感謝の手紙コンクールって知ってますか?多分コンビニかなんかでやってるやつで、中学生の頃はたむろしてたので店内放送でよく聞いてました。何を聞いてたかっていうとその大賞作品が店内放送で読み上げられるわけです。どうやら大賞に選ばれるとQUOカードだか図書カードだかが結構な額貰えるっぽくて、当時自分も応募してみようかなとか思ってました。あ、でも、別にカード目当てじゃないです。ほんとです、ほんと。でも、その手紙を聞いているとだんだん大賞作品に法則性があることに気がつきました。死別した両親への手紙、片親の児童の手紙、特殊な家庭環境の子供の手紙。ほとんどがこんな内容だったのです。泣ける話でした。ジャンプ立ち読みしながらでも泣けるくらい、ほんとにいい手紙でした。つまり、手紙を書いてた子供たちにはたしかに意味も意義もあったんです。それだけの境遇があり苦しい思いをして、書いたんです。だから、わたしは応募をあきらめることにしました。手紙を書く意味も意義も、わたしにはなかった。幸せな家庭に生まれたわたしの抱いた両親への日頃の感謝なんていうのはゴロゴロ転がっている路傍の石ころに過ぎなくて、雀の涙も誘えない。
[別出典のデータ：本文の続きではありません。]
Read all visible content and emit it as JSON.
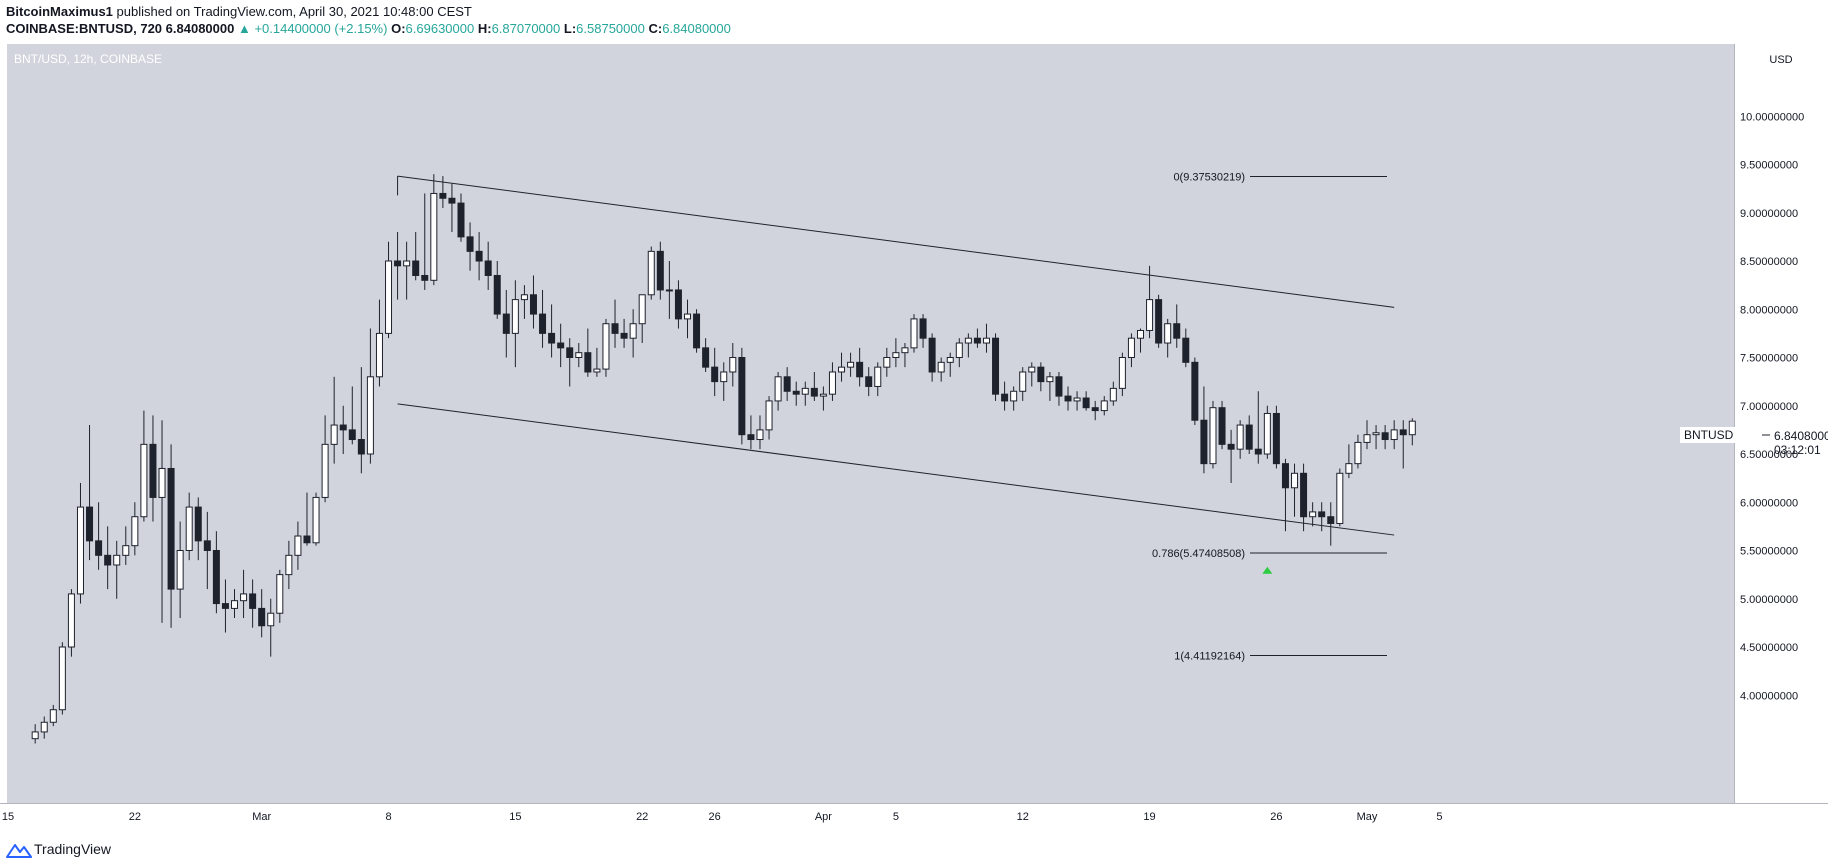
{
  "header": {
    "author": "BitcoinMaximus1",
    "published": "published on TradingView.com, April 30, 2021 10:48:00 CEST",
    "symbol": "COINBASE:BNTUSD, 720",
    "last": "6.84080000",
    "change": "▲ +0.14400000 (+2.15%)",
    "o_label": "O:",
    "o_value": "6.69630000",
    "h_label": "H:",
    "h_value": "6.87070000",
    "l_label": "L:",
    "l_value": "6.58750000",
    "c_label": "C:",
    "c_value": "6.84080000"
  },
  "footer": {
    "brand": "TradingView",
    "logo_icon": "tradingview-logo-icon"
  },
  "colors": {
    "background": "#d1d4dc",
    "up": "#ffffff",
    "down": "#1e222d",
    "line": "#1e222d",
    "accent": "#26a69a",
    "marker": "#2ecc40"
  },
  "chart_data": {
    "type": "candlestick",
    "title": "BNT/USD, 12h, COINBASE",
    "currency_label": "USD",
    "y_ticks": [
      "10.00000000",
      "9.50000000",
      "9.00000000",
      "8.50000000",
      "8.00000000",
      "7.50000000",
      "7.00000000",
      "6.50000000",
      "6.00000000",
      "5.50000000",
      "5.00000000",
      "4.50000000",
      "4.00000000"
    ],
    "x_ticks": [
      {
        "label": "15",
        "date": "2021-02-15"
      },
      {
        "label": "22",
        "date": "2021-02-22"
      },
      {
        "label": "Mar",
        "date": "2021-03-01"
      },
      {
        "label": "8",
        "date": "2021-03-08"
      },
      {
        "label": "15",
        "date": "2021-03-15"
      },
      {
        "label": "22",
        "date": "2021-03-22"
      },
      {
        "label": "26",
        "date": "2021-03-26"
      },
      {
        "label": "Apr",
        "date": "2021-04-01"
      },
      {
        "label": "5",
        "date": "2021-04-05"
      },
      {
        "label": "12",
        "date": "2021-04-12"
      },
      {
        "label": "19",
        "date": "2021-04-19"
      },
      {
        "label": "26",
        "date": "2021-04-26"
      },
      {
        "label": "May",
        "date": "2021-05-01"
      },
      {
        "label": "5",
        "date": "2021-05-05"
      }
    ],
    "last_price": {
      "symbol": "BNTUSD",
      "value": "6.84080000",
      "countdown": "03:12:01"
    },
    "fib_levels": [
      {
        "label": "0(9.37530219)",
        "value": 9.37530219
      },
      {
        "label": "0.786(5.47408508)",
        "value": 5.47408508
      },
      {
        "label": "1(4.41192164)",
        "value": 4.41192164
      }
    ],
    "trendlines": [
      {
        "name": "upper channel",
        "start": {
          "date": "2021-03-08 12:00",
          "price": 9.38
        },
        "end": {
          "date": "2021-05-02 12:00",
          "price": 8.02
        }
      },
      {
        "name": "lower channel",
        "start": {
          "date": "2021-03-08 12:00",
          "price": 7.02
        },
        "end": {
          "date": "2021-05-02 12:00",
          "price": 5.66
        }
      }
    ],
    "signal_marker": {
      "date": "2021-04-25 12:00",
      "price": 5.3,
      "direction": "up"
    },
    "candles": [
      [
        3.55,
        3.7,
        3.5,
        3.62
      ],
      [
        3.62,
        3.78,
        3.55,
        3.72
      ],
      [
        3.72,
        3.9,
        3.68,
        3.85
      ],
      [
        3.85,
        4.55,
        3.8,
        4.5
      ],
      [
        4.5,
        5.1,
        4.4,
        5.05
      ],
      [
        5.05,
        6.2,
        4.95,
        5.95
      ],
      [
        5.95,
        6.8,
        5.4,
        5.6
      ],
      [
        5.6,
        6.0,
        5.3,
        5.45
      ],
      [
        5.45,
        5.75,
        5.1,
        5.35
      ],
      [
        5.35,
        5.6,
        5.0,
        5.45
      ],
      [
        5.45,
        5.75,
        5.35,
        5.55
      ],
      [
        5.55,
        6.0,
        5.45,
        5.85
      ],
      [
        5.85,
        6.95,
        5.8,
        6.6
      ],
      [
        6.6,
        6.9,
        5.8,
        6.05
      ],
      [
        6.05,
        6.85,
        4.75,
        6.35
      ],
      [
        6.35,
        6.6,
        4.7,
        5.1
      ],
      [
        5.1,
        5.8,
        4.8,
        5.5
      ],
      [
        5.5,
        6.1,
        5.4,
        5.95
      ],
      [
        5.95,
        6.05,
        5.4,
        5.6
      ],
      [
        5.6,
        5.9,
        5.1,
        5.5
      ],
      [
        5.5,
        5.7,
        4.85,
        4.95
      ],
      [
        4.95,
        5.2,
        4.65,
        4.9
      ],
      [
        4.9,
        5.1,
        4.8,
        4.98
      ],
      [
        4.98,
        5.3,
        4.8,
        5.05
      ],
      [
        5.05,
        5.2,
        4.7,
        4.9
      ],
      [
        4.9,
        5.1,
        4.6,
        4.72
      ],
      [
        4.72,
        5.0,
        4.4,
        4.85
      ],
      [
        4.85,
        5.3,
        4.75,
        5.25
      ],
      [
        5.25,
        5.6,
        5.1,
        5.45
      ],
      [
        5.45,
        5.8,
        5.3,
        5.65
      ],
      [
        5.65,
        6.1,
        5.55,
        5.58
      ],
      [
        5.58,
        6.1,
        5.55,
        6.05
      ],
      [
        6.05,
        6.9,
        6.0,
        6.6
      ],
      [
        6.6,
        7.3,
        6.4,
        6.8
      ],
      [
        6.8,
        7.0,
        6.5,
        6.75
      ],
      [
        6.75,
        7.2,
        6.6,
        6.65
      ],
      [
        6.65,
        7.4,
        6.3,
        6.5
      ],
      [
        6.5,
        7.8,
        6.4,
        7.3
      ],
      [
        7.3,
        8.1,
        7.2,
        7.75
      ],
      [
        7.75,
        8.7,
        7.7,
        8.5
      ],
      [
        8.5,
        8.8,
        8.1,
        8.45
      ],
      [
        8.45,
        8.7,
        8.1,
        8.5
      ],
      [
        8.5,
        8.8,
        8.3,
        8.35
      ],
      [
        8.35,
        9.2,
        8.2,
        8.3
      ],
      [
        8.3,
        9.4,
        8.25,
        9.2
      ],
      [
        9.2,
        9.38,
        9.05,
        9.15
      ],
      [
        9.15,
        9.3,
        8.8,
        9.1
      ],
      [
        9.1,
        9.2,
        8.7,
        8.75
      ],
      [
        8.75,
        8.9,
        8.4,
        8.6
      ],
      [
        8.6,
        8.8,
        8.3,
        8.5
      ],
      [
        8.5,
        8.7,
        8.2,
        8.35
      ],
      [
        8.35,
        8.5,
        7.9,
        7.95
      ],
      [
        7.95,
        8.2,
        7.5,
        7.75
      ],
      [
        7.75,
        8.3,
        7.4,
        8.1
      ],
      [
        8.1,
        8.25,
        7.9,
        8.15
      ],
      [
        8.15,
        8.35,
        7.8,
        7.95
      ],
      [
        7.95,
        8.2,
        7.6,
        7.75
      ],
      [
        7.75,
        8.05,
        7.5,
        7.65
      ],
      [
        7.65,
        7.85,
        7.4,
        7.6
      ],
      [
        7.6,
        7.7,
        7.2,
        7.5
      ],
      [
        7.5,
        7.65,
        7.4,
        7.55
      ],
      [
        7.55,
        7.8,
        7.3,
        7.35
      ],
      [
        7.35,
        7.6,
        7.3,
        7.38
      ],
      [
        7.38,
        7.9,
        7.3,
        7.85
      ],
      [
        7.85,
        8.1,
        7.6,
        7.75
      ],
      [
        7.75,
        7.9,
        7.6,
        7.7
      ],
      [
        7.7,
        8.0,
        7.5,
        7.85
      ],
      [
        7.85,
        8.1,
        7.65,
        8.15
      ],
      [
        8.15,
        8.65,
        8.1,
        8.6
      ],
      [
        8.6,
        8.7,
        8.1,
        8.2
      ],
      [
        8.2,
        8.5,
        7.9,
        8.2
      ],
      [
        8.2,
        8.3,
        7.8,
        7.9
      ],
      [
        7.9,
        8.1,
        7.7,
        7.95
      ],
      [
        7.95,
        8.0,
        7.55,
        7.6
      ],
      [
        7.6,
        7.7,
        7.35,
        7.4
      ],
      [
        7.4,
        7.6,
        7.1,
        7.25
      ],
      [
        7.25,
        7.45,
        7.05,
        7.35
      ],
      [
        7.35,
        7.65,
        7.2,
        7.5
      ],
      [
        7.5,
        7.6,
        6.6,
        6.7
      ],
      [
        6.7,
        6.9,
        6.55,
        6.65
      ],
      [
        6.65,
        6.9,
        6.55,
        6.75
      ],
      [
        6.75,
        7.1,
        6.65,
        7.05
      ],
      [
        7.05,
        7.35,
        6.95,
        7.3
      ],
      [
        7.3,
        7.4,
        7.05,
        7.15
      ],
      [
        7.15,
        7.25,
        7.0,
        7.12
      ],
      [
        7.12,
        7.25,
        7.0,
        7.18
      ],
      [
        7.18,
        7.35,
        7.05,
        7.1
      ],
      [
        7.1,
        7.2,
        6.95,
        7.12
      ],
      [
        7.12,
        7.45,
        7.05,
        7.35
      ],
      [
        7.35,
        7.55,
        7.25,
        7.4
      ],
      [
        7.4,
        7.55,
        7.3,
        7.45
      ],
      [
        7.45,
        7.6,
        7.2,
        7.3
      ],
      [
        7.3,
        7.4,
        7.1,
        7.2
      ],
      [
        7.2,
        7.45,
        7.1,
        7.4
      ],
      [
        7.4,
        7.6,
        7.3,
        7.5
      ],
      [
        7.5,
        7.7,
        7.4,
        7.55
      ],
      [
        7.55,
        7.65,
        7.4,
        7.6
      ],
      [
        7.6,
        7.95,
        7.55,
        7.9
      ],
      [
        7.9,
        7.95,
        7.6,
        7.7
      ],
      [
        7.7,
        7.75,
        7.25,
        7.35
      ],
      [
        7.35,
        7.5,
        7.25,
        7.45
      ],
      [
        7.45,
        7.55,
        7.3,
        7.5
      ],
      [
        7.5,
        7.7,
        7.4,
        7.65
      ],
      [
        7.65,
        7.75,
        7.5,
        7.7
      ],
      [
        7.7,
        7.8,
        7.6,
        7.65
      ],
      [
        7.65,
        7.85,
        7.55,
        7.7
      ],
      [
        7.7,
        7.75,
        7.05,
        7.12
      ],
      [
        7.12,
        7.25,
        6.95,
        7.05
      ],
      [
        7.05,
        7.2,
        6.95,
        7.15
      ],
      [
        7.15,
        7.4,
        7.05,
        7.35
      ],
      [
        7.35,
        7.45,
        7.2,
        7.4
      ],
      [
        7.4,
        7.45,
        7.15,
        7.25
      ],
      [
        7.25,
        7.35,
        7.05,
        7.3
      ],
      [
        7.3,
        7.35,
        7.0,
        7.1
      ],
      [
        7.1,
        7.2,
        6.95,
        7.05
      ],
      [
        7.05,
        7.15,
        6.95,
        7.08
      ],
      [
        7.08,
        7.15,
        6.95,
        6.98
      ],
      [
        6.98,
        7.05,
        6.85,
        6.95
      ],
      [
        6.95,
        7.1,
        6.9,
        7.05
      ],
      [
        7.05,
        7.25,
        7.0,
        7.18
      ],
      [
        7.18,
        7.55,
        7.1,
        7.5
      ],
      [
        7.5,
        7.75,
        7.4,
        7.7
      ],
      [
        7.7,
        7.8,
        7.55,
        7.78
      ],
      [
        7.78,
        8.45,
        7.7,
        8.1
      ],
      [
        8.1,
        8.15,
        7.6,
        7.65
      ],
      [
        7.65,
        7.9,
        7.5,
        7.85
      ],
      [
        7.85,
        8.05,
        7.6,
        7.7
      ],
      [
        7.7,
        7.8,
        7.4,
        7.45
      ],
      [
        7.45,
        7.5,
        6.8,
        6.85
      ],
      [
        6.85,
        7.2,
        6.3,
        6.4
      ],
      [
        6.4,
        7.05,
        6.35,
        6.98
      ],
      [
        6.98,
        7.05,
        6.55,
        6.6
      ],
      [
        6.6,
        6.75,
        6.2,
        6.55
      ],
      [
        6.55,
        6.85,
        6.45,
        6.8
      ],
      [
        6.8,
        6.9,
        6.5,
        6.55
      ],
      [
        6.55,
        7.15,
        6.4,
        6.5
      ],
      [
        6.5,
        7.0,
        6.45,
        6.92
      ],
      [
        6.92,
        7.0,
        6.35,
        6.4
      ],
      [
        6.4,
        6.45,
        5.7,
        6.15
      ],
      [
        6.15,
        6.4,
        5.85,
        6.3
      ],
      [
        6.3,
        6.4,
        5.7,
        5.85
      ],
      [
        5.85,
        6.0,
        5.75,
        5.9
      ],
      [
        5.9,
        6.0,
        5.7,
        5.85
      ],
      [
        5.85,
        6.0,
        5.55,
        5.78
      ],
      [
        5.78,
        6.35,
        5.75,
        6.3
      ],
      [
        6.3,
        6.6,
        6.25,
        6.4
      ],
      [
        6.4,
        6.7,
        6.35,
        6.62
      ],
      [
        6.62,
        6.85,
        6.55,
        6.7
      ],
      [
        6.7,
        6.8,
        6.55,
        6.72
      ],
      [
        6.72,
        6.8,
        6.55,
        6.65
      ],
      [
        6.65,
        6.85,
        6.55,
        6.75
      ],
      [
        6.75,
        6.85,
        6.35,
        6.7
      ],
      [
        6.7,
        6.87,
        6.59,
        6.84
      ]
    ]
  }
}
でもいま思えば、それはコンクールなわけだから他と比べて見栄えする内容が選ばれるのは当たり前で、不幸な子供を僻んでまであーだこーだ思ったわたしは世界で一番嫌なやつでした。
ただ、わたしはその時から創作に対して、その人や団体や時期や社会情勢や民族や境遇に寄りかかりすぎるのはやめようと決めました。もちろん、その人性とか社会性を否定する訳ではありません。むしろそれは創作においてあって然るべきものだと思います。ただ、「あなたしかできないこと」「今しかできないこと」しかできない、やらせない、受け入れない、は違うと思うんです。それをずるいと思ってしまうのはあの時の図書カードかQUOカードのせいかもしれません。が、だとしてもわたしは「あなたしかできないこと」より「お前以外でも出来ること」をやりたい。意味も意義もないかもしれなくて、価値がなんか微塵もないかもしれないことをやりたい。そしてそれを「お前以外でも出来たけどお前にしかできなくなったもの」にしたいのです。意味も意義も価値も先にあることばかりじゃない。道すがらどんくさいそいつらを拾ってやればいいだけなんだから。